Figure 3-3. Running $ mocha tests
Putting Configs into a Makefile
The mocha accepts many options. It’s often a good idea to have these options gathered in one place, which could be a Makefile. For example, we can have test, test-w test all files in the test folder, and have modes for just the module-a.js and module-b.js files to test them separately, this way:
REPORTER = list
MOCHA_OPTS = --ui tdd --ignore-leaks
test:
clear
echo Starting test *********************************************************
./node_modules/mocha/bin/mocha
--reporter $(REPORTER)
$(MOCHA_OPTS)
tests/*.js
echo Ending test
test-w:
./node_modules/mocha/bin/mocha
--reporter $(REPORTER)
--growl
--watch
$(MOCHA_OPTS)
tests/*.js
test-module-a:
mocha tests/module-a.js --ui tdd --reporter list --ignore-leaks
test-module-b:
clear
echo Starting test *********************************************************
./node_modules/mocha/bin/mocha
--reporter $(REPORTER)
$(MOCHA_OPTS)
tests/module-b.js
echo Ending test
.PHONY: test test-w test-module-a test-module-b
To launch this Makefile, run $ make <mode>—for example, $ make test.

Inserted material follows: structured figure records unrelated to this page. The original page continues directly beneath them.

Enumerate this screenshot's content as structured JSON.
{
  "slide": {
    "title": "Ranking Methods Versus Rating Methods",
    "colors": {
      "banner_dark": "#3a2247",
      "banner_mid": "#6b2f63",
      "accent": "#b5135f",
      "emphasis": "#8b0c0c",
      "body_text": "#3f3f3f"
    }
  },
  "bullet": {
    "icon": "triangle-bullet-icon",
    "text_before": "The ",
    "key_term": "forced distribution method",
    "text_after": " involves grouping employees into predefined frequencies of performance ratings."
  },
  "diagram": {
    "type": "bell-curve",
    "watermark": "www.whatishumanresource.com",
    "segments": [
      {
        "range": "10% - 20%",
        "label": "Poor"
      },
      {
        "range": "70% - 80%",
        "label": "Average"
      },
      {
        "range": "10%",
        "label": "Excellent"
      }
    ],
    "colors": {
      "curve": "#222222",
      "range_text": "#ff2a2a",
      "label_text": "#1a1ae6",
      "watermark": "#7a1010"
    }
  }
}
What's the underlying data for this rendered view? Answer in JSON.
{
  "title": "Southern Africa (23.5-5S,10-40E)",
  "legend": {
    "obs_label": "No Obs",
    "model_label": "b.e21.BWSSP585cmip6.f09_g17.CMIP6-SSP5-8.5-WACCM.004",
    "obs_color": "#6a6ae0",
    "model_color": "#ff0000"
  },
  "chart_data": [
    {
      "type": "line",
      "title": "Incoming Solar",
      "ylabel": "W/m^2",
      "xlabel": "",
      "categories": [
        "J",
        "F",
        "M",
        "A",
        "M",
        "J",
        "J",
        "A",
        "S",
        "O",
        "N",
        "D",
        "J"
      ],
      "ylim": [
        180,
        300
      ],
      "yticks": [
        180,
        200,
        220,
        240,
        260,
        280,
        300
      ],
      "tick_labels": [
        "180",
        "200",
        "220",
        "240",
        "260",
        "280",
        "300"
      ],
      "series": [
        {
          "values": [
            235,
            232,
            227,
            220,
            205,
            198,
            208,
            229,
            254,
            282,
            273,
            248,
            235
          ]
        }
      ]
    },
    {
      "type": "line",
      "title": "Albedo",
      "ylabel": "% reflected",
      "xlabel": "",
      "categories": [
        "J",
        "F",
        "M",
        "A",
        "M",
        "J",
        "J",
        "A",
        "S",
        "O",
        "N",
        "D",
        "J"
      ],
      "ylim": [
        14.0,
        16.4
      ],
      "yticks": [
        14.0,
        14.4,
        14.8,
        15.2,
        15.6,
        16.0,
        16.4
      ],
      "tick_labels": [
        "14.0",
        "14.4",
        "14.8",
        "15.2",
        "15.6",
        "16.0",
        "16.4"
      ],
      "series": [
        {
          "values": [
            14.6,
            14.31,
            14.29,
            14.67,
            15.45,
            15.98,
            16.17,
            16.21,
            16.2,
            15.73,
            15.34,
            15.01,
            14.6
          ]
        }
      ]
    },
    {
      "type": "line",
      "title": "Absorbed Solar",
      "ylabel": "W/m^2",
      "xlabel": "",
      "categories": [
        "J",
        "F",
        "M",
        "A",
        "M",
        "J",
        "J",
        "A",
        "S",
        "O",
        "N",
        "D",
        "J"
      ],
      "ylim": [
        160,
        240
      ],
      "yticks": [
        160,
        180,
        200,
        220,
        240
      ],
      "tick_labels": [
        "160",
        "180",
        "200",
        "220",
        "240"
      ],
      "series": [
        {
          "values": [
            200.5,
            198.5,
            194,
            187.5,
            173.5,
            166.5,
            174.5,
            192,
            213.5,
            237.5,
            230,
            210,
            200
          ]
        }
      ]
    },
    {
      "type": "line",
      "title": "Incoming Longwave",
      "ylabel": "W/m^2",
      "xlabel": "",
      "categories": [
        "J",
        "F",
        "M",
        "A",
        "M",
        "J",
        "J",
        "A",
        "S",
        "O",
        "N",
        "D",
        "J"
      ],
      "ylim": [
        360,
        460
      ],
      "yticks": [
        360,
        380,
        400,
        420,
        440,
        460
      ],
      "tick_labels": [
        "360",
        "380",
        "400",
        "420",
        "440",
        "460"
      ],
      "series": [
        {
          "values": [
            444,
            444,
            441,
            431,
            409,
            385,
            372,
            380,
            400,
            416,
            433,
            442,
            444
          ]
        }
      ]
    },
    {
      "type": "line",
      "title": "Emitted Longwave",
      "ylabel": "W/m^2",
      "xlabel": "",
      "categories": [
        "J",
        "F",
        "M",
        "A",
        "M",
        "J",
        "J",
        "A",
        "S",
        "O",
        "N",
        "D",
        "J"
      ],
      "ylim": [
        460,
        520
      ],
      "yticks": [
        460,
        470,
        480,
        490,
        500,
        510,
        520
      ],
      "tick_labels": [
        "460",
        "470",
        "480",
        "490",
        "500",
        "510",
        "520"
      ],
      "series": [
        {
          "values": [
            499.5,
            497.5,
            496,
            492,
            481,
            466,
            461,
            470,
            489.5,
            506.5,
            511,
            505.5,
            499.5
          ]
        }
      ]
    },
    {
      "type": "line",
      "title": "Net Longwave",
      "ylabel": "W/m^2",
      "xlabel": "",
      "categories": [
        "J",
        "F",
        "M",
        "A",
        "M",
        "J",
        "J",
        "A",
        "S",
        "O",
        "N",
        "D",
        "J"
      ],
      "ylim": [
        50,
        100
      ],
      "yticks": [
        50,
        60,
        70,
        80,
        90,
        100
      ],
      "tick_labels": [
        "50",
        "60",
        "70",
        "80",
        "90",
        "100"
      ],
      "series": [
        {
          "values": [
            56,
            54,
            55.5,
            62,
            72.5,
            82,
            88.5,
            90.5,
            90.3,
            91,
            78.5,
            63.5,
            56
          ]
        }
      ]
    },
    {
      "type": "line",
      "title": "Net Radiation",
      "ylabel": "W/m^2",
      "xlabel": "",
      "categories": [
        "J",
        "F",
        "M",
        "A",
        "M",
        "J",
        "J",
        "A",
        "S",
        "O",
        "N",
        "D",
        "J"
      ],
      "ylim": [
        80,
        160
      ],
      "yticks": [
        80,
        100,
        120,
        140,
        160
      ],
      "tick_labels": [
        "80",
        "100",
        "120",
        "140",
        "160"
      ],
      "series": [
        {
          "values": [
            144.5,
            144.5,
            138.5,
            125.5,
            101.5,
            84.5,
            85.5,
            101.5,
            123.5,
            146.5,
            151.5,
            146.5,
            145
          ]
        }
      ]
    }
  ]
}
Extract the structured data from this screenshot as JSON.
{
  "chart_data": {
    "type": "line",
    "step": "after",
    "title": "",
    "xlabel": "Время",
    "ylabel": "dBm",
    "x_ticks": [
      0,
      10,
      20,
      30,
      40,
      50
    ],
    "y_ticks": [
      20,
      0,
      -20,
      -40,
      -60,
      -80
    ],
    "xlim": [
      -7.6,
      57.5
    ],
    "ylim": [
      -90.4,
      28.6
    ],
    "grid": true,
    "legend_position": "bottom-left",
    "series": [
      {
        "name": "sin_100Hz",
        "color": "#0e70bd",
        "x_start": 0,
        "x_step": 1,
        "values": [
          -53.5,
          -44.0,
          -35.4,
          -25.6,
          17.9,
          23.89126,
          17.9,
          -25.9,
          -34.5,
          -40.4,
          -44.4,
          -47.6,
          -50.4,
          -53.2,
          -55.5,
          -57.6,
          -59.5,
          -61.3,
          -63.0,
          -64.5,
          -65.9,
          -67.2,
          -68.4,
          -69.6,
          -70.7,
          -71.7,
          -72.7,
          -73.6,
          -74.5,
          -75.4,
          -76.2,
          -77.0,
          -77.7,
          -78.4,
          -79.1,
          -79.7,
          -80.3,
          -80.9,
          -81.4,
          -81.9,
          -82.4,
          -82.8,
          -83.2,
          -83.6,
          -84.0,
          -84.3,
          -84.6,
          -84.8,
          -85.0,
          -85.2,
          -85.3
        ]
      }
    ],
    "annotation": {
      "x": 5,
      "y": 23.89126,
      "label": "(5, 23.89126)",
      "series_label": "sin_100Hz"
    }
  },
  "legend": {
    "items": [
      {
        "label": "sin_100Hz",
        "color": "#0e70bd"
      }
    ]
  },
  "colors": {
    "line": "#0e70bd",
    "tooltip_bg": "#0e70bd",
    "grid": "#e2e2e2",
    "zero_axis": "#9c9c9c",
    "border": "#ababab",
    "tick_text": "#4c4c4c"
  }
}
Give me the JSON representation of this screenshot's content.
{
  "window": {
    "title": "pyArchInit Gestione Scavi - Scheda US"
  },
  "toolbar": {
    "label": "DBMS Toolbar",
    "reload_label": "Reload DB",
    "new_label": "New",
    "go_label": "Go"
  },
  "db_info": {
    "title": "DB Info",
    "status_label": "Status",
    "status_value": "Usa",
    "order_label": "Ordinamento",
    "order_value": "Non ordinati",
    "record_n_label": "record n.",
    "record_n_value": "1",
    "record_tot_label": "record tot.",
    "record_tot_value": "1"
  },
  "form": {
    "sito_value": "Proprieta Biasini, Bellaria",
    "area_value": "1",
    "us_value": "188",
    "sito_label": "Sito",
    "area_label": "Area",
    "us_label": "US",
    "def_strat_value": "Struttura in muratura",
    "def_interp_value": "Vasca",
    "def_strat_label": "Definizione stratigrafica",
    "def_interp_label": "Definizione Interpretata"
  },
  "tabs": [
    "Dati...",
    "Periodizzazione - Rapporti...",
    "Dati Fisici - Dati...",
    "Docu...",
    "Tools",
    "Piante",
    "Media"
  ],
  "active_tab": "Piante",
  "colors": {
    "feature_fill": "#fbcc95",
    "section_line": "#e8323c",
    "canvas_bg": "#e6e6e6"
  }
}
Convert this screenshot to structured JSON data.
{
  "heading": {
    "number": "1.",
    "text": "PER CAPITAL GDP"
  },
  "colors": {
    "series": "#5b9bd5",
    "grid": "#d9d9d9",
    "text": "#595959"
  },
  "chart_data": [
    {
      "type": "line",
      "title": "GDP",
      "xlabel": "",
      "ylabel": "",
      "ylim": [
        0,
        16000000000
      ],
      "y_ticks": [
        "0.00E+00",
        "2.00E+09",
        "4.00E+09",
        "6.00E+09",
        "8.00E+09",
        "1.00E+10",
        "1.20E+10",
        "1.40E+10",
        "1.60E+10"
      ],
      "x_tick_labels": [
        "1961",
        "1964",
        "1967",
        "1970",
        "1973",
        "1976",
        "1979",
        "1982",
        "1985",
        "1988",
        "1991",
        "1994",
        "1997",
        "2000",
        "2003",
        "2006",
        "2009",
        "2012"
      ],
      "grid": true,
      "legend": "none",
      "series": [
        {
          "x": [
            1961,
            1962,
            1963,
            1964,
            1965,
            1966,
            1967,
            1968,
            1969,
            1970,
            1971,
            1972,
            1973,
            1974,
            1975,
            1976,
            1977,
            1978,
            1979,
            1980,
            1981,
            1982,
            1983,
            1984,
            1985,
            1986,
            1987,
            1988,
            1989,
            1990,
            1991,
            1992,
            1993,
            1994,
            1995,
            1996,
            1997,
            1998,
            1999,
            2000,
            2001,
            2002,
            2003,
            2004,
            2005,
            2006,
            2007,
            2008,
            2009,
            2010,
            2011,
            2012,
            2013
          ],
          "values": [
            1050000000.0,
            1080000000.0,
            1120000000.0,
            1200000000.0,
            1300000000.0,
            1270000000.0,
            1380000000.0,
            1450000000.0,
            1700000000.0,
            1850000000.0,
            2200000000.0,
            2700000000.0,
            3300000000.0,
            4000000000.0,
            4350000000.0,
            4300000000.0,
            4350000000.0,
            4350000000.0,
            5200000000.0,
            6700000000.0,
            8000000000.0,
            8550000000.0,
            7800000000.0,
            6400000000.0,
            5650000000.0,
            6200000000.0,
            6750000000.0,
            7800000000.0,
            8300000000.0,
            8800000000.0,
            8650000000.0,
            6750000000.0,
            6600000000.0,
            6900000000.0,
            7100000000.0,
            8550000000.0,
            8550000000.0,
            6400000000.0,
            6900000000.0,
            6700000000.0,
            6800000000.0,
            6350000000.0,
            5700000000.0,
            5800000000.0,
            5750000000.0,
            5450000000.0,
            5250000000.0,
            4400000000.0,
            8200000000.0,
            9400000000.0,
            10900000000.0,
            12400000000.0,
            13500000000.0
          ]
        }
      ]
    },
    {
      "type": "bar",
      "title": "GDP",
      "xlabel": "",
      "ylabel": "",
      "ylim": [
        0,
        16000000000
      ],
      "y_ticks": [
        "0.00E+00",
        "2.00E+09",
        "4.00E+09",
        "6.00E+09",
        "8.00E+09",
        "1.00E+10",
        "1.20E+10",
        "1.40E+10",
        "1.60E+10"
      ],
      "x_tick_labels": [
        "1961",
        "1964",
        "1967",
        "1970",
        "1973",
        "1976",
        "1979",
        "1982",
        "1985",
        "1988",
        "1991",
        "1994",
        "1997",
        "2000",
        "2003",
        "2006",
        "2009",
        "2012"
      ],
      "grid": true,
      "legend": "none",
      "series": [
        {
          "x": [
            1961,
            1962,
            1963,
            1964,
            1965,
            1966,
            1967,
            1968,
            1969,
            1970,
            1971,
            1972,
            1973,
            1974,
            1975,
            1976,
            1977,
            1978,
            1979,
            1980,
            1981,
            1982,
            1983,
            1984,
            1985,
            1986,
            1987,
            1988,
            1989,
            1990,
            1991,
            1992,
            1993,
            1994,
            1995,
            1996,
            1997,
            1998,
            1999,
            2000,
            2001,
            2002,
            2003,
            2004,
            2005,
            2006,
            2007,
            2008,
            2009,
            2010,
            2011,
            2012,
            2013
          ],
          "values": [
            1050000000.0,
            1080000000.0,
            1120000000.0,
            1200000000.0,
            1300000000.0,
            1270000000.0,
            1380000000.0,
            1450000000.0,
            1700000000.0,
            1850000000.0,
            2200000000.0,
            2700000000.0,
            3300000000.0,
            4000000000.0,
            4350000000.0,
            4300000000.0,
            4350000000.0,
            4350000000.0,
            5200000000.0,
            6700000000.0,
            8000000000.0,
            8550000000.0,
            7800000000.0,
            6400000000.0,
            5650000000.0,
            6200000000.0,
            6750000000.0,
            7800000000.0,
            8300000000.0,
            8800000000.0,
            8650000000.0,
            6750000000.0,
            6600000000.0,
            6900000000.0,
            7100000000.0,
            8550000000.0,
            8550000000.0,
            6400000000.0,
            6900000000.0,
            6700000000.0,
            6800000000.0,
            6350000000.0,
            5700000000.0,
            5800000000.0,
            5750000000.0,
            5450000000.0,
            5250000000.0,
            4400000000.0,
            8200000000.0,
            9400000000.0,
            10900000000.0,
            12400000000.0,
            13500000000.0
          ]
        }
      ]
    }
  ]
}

For more information on a Makefile please refer to Understanding Make at http://www.cprogramming.com/tutorial/makefiles.html and Using Make and Writing Makefiles at http://www.cs.swarthmore.edu/~newhall/unixhelp/howto_makefiles.html.
For our Blog app, we can keep the Makefile simple:
REPORTER = list
MOCHA_OPTS = --ui bdd –c
test:
clear
echo Starting test *********************************************************
./node_modules/mocha/bin/mocha
--reporter $(REPORTER)
$(MOCHA_OPTS)
tests/*.js
echo Ending test
.PHONY: test
Note We point to the local Mocha in the Makefile, so the dependency needs to be added to package.json and installed in the node_modules folder.
Now we can run tests with the $ make test command, which allows for more configuration compared with the simple $ mocha tests (Figure 3-4).
Figure 3-4. Running make test
Summary
In this chapter, we installed Mocha as a command-line tool and learned its options, we wrote simple tests with assert and the expect.js libraries, and we created the first test for the Blog app by modifying app.js to work as a module. In Chapter 10, we harness TravisCI SaaS by writing a yml config file and using GitHub to trigger continuous multiple tests in the cloud virtual environments. In the next chapter, proceeds the essence of any web app that outputs HTML—template engine. We'll dive deep into Jade and Handlebars, and add pages to Blog.